日常の食生活にほとんど「魚」を取り入れていない人は、大動脈疾患による死亡リスクがおよそ2倍にも増加してしまうことが明らかになりました。そして、月に1回から2回程度食べていればリスク増加を防げることもわかりました。
大動脈瘤や大動脈解離といった大動脈疾患を原因とする死亡率は、むかしはそれほど多くはありませんでしたが、近年では高齢化にともなってやや増加している傾向にあるそうです。
大動脈疾患は医療が進んでいる現代においても急速に死に至ることから、常日ごろから予防に心がけることが重要になってきます。

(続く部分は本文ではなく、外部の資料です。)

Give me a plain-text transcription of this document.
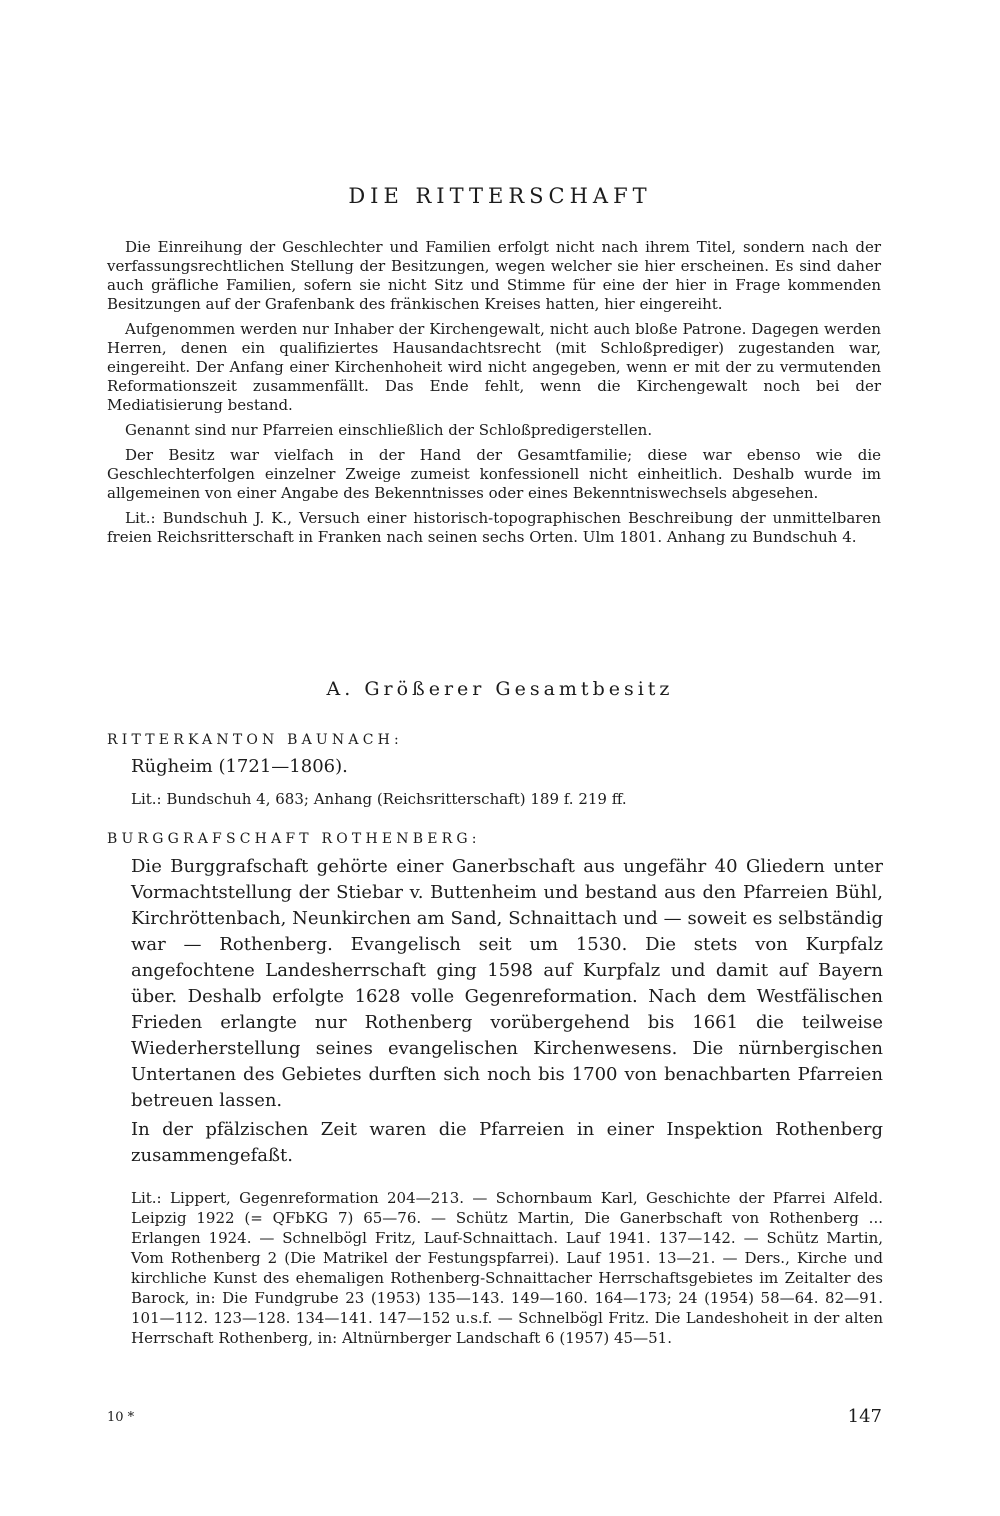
DIE RITTERSCHAFT

Die Einreihung der Geschlechter und Familien erfolgt nicht nach ihrem Titel, sondern nach der verfassungsrechtlichen Stellung der Besitzungen, wegen welcher sie hier erscheinen. Es sind daher auch gräfliche Familien, sofern sie nicht Sitz und Stimme für eine der hier in Frage kommenden Besitzungen auf der Grafenbank des fränkischen Kreises hatten, hier eingereiht.

Aufgenommen werden nur Inhaber der Kirchengewalt, nicht auch bloße Patrone. Dagegen werden Herren, denen ein qualifiziertes Hausandachtsrecht (mit Schloßprediger) zugestanden war, eingereiht. Der Anfang einer Kirchenhoheit wird nicht angegeben, wenn er mit der zu vermutenden Reformationszeit zusammenfällt. Das Ende fehlt, wenn die Kirchengewalt noch bei der Mediatisierung bestand.

Genannt sind nur Pfarreien einschließlich der Schloßpredigerstellen.

Der Besitz war vielfach in der Hand der Gesamtfamilie; diese war ebenso wie die Geschlechterfolgen einzelner Zweige zumeist konfessionell nicht einheitlich. Deshalb wurde im allgemeinen von einer Angabe des Bekenntnisses oder eines Bekenntniswechsels abgesehen.

Lit.: Bundschuh J. K., Versuch einer historisch-topographischen Beschreibung der unmittelbaren freien Reichsritterschaft in Franken nach seinen sechs Orten. Ulm 1801. Anhang zu Bundschuh 4.

A. Größerer Gesamtbesitz
RITTERKANTON BAUNACH:

Rügheim (1721—1806).

Lit.: Bundschuh 4, 683; Anhang (Reichsritterschaft) 189 f. 219 ff.

BURGGRAFSCHAFT ROTHENBERG:

Die Burggrafschaft gehörte einer Ganerbschaft aus ungefähr 40 Gliedern unter Vormachtstellung der Stiebar v. Buttenheim und bestand aus den Pfarreien Bühl, Kirchröttenbach, Neunkirchen am Sand, Schnaittach und — soweit es selbständig war — Rothenberg. Evangelisch seit um 1530. Die stets von Kurpfalz angefochtene Landesherrschaft ging 1598 auf Kurpfalz und damit auf Bayern über. Deshalb erfolgte 1628 volle Gegenreformation. Nach dem Westfälischen Frieden erlangte nur Rothenberg vorübergehend bis 1661 die teilweise Wiederherstellung seines evangelischen Kirchenwesens. Die nürnbergischen Untertanen des Gebietes durften sich noch bis 1700 von benachbarten Pfarreien betreuen lassen.

In der pfälzischen Zeit waren die Pfarreien in einer Inspektion Rothenberg zusammengefaßt.

Lit.: Lippert, Gegenreformation 204—213. — Schornbaum Karl, Geschichte der Pfarrei Alfeld. Leipzig 1922 (= QFbKG 7) 65—76. — Schütz Martin, Die Ganerbschaft von Rothenberg ... Erlangen 1924. — Schnelbögl Fritz, Lauf-Schnaittach. Lauf 1941. 137—142. — Schütz Martin, Vom Rothenberg 2 (Die Matrikel der Festungspfarrei). Lauf 1951. 13—21. — Ders., Kirche und kirchliche Kunst des ehemaligen Rothenberg-Schnaittacher Herrschaftsgebietes im Zeitalter des Barock, in: Die Fundgrube 23 (1953) 135—143. 149—160. 164—173; 24 (1954) 58—64. 82—91. 101—112. 123—128. 134—141. 147—152 u.s.f. — Schnelbögl Fritz. Die Landeshoheit in der alten Herrschaft Rothenberg, in: Altnürnberger Landschaft 6 (1957) 45—51.

10 *	147
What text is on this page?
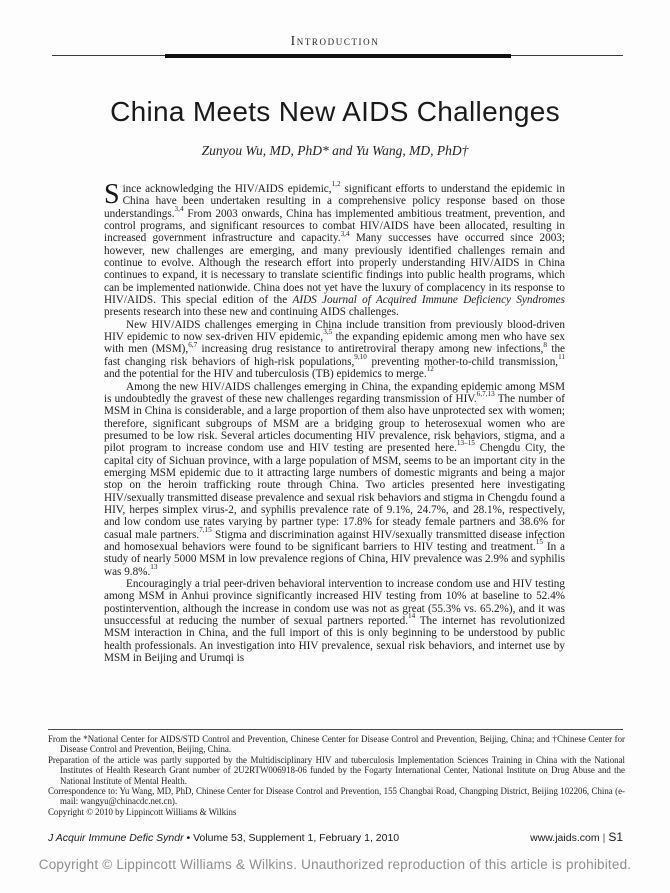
Introduction
China Meets New AIDS Challenges
Zunyou Wu, MD, PhD* and Yu Wang, MD, PhD†

Since acknowledging the HIV/AIDS epidemic,$^{1,2}$ significant efforts to understand the epidemic in China have been undertaken resulting in a comprehensive policy response based on those understandings.$^{3,4}$ From 2003 onwards, China has implemented ambitious treatment, prevention, and control programs, and significant resources to combat HIV/AIDS have been allocated, resulting in increased government infrastructure and capacity.$^{3,4}$ Many successes have occurred since 2003; however, new challenges are emerging, and many previously identified challenges remain and continue to evolve. Although the research effort into properly understanding HIV/AIDS in China continues to expand, it is necessary to translate scientific findings into public health programs, which can be implemented nationwide. China does not yet have the luxury of complacency in its response to HIV/AIDS. This special edition of the AIDS Journal of Acquired Immune Deficiency Syndromes presents research into these new and continuing AIDS challenges.

New HIV/AIDS challenges emerging in China include transition from previously blood-driven HIV epidemic to now sex-driven HIV epidemic,$^{3,5}$ the expanding epidemic among men who have sex with men (MSM),$^{6,7}$ increasing drug resistance to antiretroviral therapy among new infections,$^8$ the fast changing risk behaviors of high-risk populations,$^{9,10}$ preventing mother-to-child transmission,$^{11}$ and the potential for the HIV and tuberculosis (TB) epidemics to merge.$^{12}$

Among the new HIV/AIDS challenges emerging in China, the expanding epidemic among MSM is undoubtedly the gravest of these new challenges regarding transmission of HIV.$^{6,7,13}$ The number of MSM in China is considerable, and a large proportion of them also have unprotected sex with women; therefore, significant subgroups of MSM are a bridging group to heterosexual women who are presumed to be low risk. Several articles documenting HIV prevalence, risk behaviors, stigma, and a pilot program to increase condom use and HIV testing are presented here.$^{13-15}$ Chengdu City, the capital city of Sichuan province, with a large population of MSM, seems to be an important city in the emerging MSM epidemic due to it attracting large numbers of domestic migrants and being a major stop on the heroin trafficking route through China. Two articles presented here investigating HIV/sexually transmitted disease prevalence and sexual risk behaviors and stigma in Chengdu found a HIV, herpes simplex virus-2, and syphilis prevalence rate of 9.1%, 24.7%, and 28.1%, respectively, and low condom use rates varying by partner type: 17.8% for steady female partners and 38.6% for casual male partners.$^{7,15}$ Stigma and discrimination against HIV/sexually transmitted disease infection and homosexual behaviors were found to be significant barriers to HIV testing and treatment.$^{15}$ In a study of nearly 5000 MSM in low prevalence regions of China, HIV prevalence was 2.9% and syphilis was 9.8%.$^{13}$

Encouragingly a trial peer-driven behavioral intervention to increase condom use and HIV testing among MSM in Anhui province significantly increased HIV testing from 10% at baseline to 52.4% postintervention, although the increase in condom use was not as great (55.3% vs. 65.2%), and it was unsuccessful at reducing the number of sexual partners reported.$^{14}$ The internet has revolutionized MSM interaction in China, and the full import of this is only beginning to be understood by public health professionals. An investigation into HIV prevalence, sexual risk behaviors, and internet use by MSM in Beijing and Urumqi is

From the *National Center for AIDS/STD Control and Prevention, Chinese Center for Disease Control and Prevention, Beijing, China; and †Chinese Center for Disease Control and Prevention, Beijing, China.
Preparation of the article was partly supported by the Multidisciplinary HIV and tuberculosis Implementation Sciences Training in China with the National Institutes of Health Research Grant number of 2U2RTW006918-06 funded by the Fogarty International Center, National Institute on Drug Abuse and the National Institute of Mental Health.
Correspondence to: Yu Wang, MD, PhD, Chinese Center for Disease Control and Prevention, 155 Changbai Road, Changping District, Beijing 102206, China (e-mail: wangyu@chinacdc.net.cn).
Copyright © 2010 by Lippincott Williams & Wilkins
J Acquir Immune Defic Syndr • Volume 53, Supplement 1, February 1, 2010	www.jaids.com | S1
Copyright © Lippincott Williams & Wilkins. Unauthorized reproduction of this article is prohibited.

これらの大動脈疾患の原因は主に動脈硬化がもとになっていることから、心筋梗塞と同様に魚をふだんから食事に取り入れることが予防につながる可能性が考えられていました。
では実際に魚を日常的に食べているかどうかで、大動脈疾患の死亡リスクに影響を与えるのでしょうか。
国立がん研究センターの研究グループは、食習慣アンケートの調査結果に基づいて以下の5つのグループに分けて、魚の摂取頻度と大動脈疾患の死亡リスクとの関係を調べました。
- ほとんど食べない
- 月1回から2回食べる
- 週1回から2回食べる
- 週3回から4回食べる
- ほとんど毎日食べる
これらの解析の結果、魚をほとんど食べないグループでは、魚を週1回から2回食べるグループと比べて大動脈解離で死亡するリスクが2.5倍、大動脈瘤では2.0倍に高くなること、これらを合わせた大動脈疾患全体では1.9倍とほぼ2倍に高くなることがわかりました。
魚摂取頻度と大動脈疾患(大動脈瘤・解離合計)死亡(国立がん研究センター)
また、解析結果からは週3回から4回食べるグループやほとんど毎日食べるグループではリスクの大きさがかわらないことも明らかになりました。
つまり、日ごろからほとんど食べない場合は大動脈疾患で死亡するリスクが上がり、少なくとも月1回から2回ほど食べていればこれらの死亡リスクは高くならないことがわかりました。
つまり、魚の摂取を極端に少なくしないことが大動脈疾患による死亡を予防するために重要だと考えられるというわけですね。
また、魚をたくさん食べることは心筋梗塞のリスクを低下させることもわかっているので、より多く摂取することで循環器疾患の予防につながるとも考えられますね。